The economy is in a good position, though core inflation is still somewhat elevated.
Risks right now are roughly in balance.
The magnitude and timing of rate cuts will depend on coming data, the outlook, and the balance of risks. Policy is not preset.
Cuts so far were a strong step toward removing policy restriction.
The totality of data suggests disinflation is still underway with the labor market gradually cooling.
If inflation progress slows with the job market still solid, could see a scenario for pausing.
Economic growth is robust, I expect expansion will continue.
Housing services account for most of the excess of core inflation.
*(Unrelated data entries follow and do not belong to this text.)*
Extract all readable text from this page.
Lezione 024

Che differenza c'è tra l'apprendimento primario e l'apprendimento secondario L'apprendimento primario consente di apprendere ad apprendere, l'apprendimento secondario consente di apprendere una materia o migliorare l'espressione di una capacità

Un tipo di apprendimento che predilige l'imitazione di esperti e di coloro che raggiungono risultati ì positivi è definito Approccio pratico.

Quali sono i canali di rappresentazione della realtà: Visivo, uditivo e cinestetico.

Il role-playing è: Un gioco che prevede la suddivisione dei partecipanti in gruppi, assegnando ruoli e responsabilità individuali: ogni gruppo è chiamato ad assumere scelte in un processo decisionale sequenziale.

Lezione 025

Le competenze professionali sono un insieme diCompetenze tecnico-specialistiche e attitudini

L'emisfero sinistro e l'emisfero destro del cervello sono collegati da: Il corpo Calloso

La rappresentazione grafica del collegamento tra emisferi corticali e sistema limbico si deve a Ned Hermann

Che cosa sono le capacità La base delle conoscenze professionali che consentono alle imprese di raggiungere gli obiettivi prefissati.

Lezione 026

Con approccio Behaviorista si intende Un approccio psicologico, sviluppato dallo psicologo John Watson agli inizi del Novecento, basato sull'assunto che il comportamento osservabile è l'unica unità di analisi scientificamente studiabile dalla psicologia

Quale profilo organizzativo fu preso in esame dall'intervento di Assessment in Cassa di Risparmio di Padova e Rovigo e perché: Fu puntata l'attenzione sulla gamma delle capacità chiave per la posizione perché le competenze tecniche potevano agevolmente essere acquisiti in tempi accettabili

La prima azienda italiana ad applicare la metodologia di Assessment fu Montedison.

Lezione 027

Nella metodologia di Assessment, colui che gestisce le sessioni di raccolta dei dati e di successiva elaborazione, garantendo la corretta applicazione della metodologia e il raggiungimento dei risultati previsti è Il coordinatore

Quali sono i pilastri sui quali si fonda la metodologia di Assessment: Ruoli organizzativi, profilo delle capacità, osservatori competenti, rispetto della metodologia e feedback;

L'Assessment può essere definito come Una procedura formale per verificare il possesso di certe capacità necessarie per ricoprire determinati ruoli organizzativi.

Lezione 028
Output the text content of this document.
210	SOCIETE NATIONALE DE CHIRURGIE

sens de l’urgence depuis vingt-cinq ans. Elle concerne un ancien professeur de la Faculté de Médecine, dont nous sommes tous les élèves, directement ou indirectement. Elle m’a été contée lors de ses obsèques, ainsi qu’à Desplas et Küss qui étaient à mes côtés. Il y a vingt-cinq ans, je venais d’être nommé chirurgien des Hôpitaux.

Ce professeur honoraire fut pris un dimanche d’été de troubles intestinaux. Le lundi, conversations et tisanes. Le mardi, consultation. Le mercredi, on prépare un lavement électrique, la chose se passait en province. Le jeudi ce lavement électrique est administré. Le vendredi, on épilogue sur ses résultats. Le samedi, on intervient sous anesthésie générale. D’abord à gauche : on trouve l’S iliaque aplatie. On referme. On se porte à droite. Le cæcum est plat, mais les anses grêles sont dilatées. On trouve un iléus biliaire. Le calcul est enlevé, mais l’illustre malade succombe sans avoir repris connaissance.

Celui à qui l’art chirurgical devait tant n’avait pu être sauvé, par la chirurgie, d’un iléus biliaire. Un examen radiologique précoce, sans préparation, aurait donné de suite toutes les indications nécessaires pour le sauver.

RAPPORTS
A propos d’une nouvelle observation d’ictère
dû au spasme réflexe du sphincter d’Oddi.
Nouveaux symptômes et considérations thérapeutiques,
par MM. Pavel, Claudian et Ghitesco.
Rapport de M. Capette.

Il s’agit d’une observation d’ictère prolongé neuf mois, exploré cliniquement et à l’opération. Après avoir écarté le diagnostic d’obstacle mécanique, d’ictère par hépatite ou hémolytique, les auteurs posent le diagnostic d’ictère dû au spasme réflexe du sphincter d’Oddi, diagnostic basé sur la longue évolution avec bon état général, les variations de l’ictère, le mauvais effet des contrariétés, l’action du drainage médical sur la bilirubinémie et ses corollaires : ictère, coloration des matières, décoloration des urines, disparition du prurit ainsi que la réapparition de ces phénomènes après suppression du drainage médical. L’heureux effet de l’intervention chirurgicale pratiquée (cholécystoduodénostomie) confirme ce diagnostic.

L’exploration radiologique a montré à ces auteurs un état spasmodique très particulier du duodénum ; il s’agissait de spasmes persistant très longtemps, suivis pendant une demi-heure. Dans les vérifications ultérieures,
Faster productivity growth appears to have supported both potential and actual growth.
Continued growth with slowing inflation could mean the underlying potential is greater than thought.
The labor market largely normalized, and is no longer a source of inflation.
The job market overall remains solid, recent weak growth a result of the temporary strike and storm effects.
Slowing wage growth increases confidence in continued disinflation.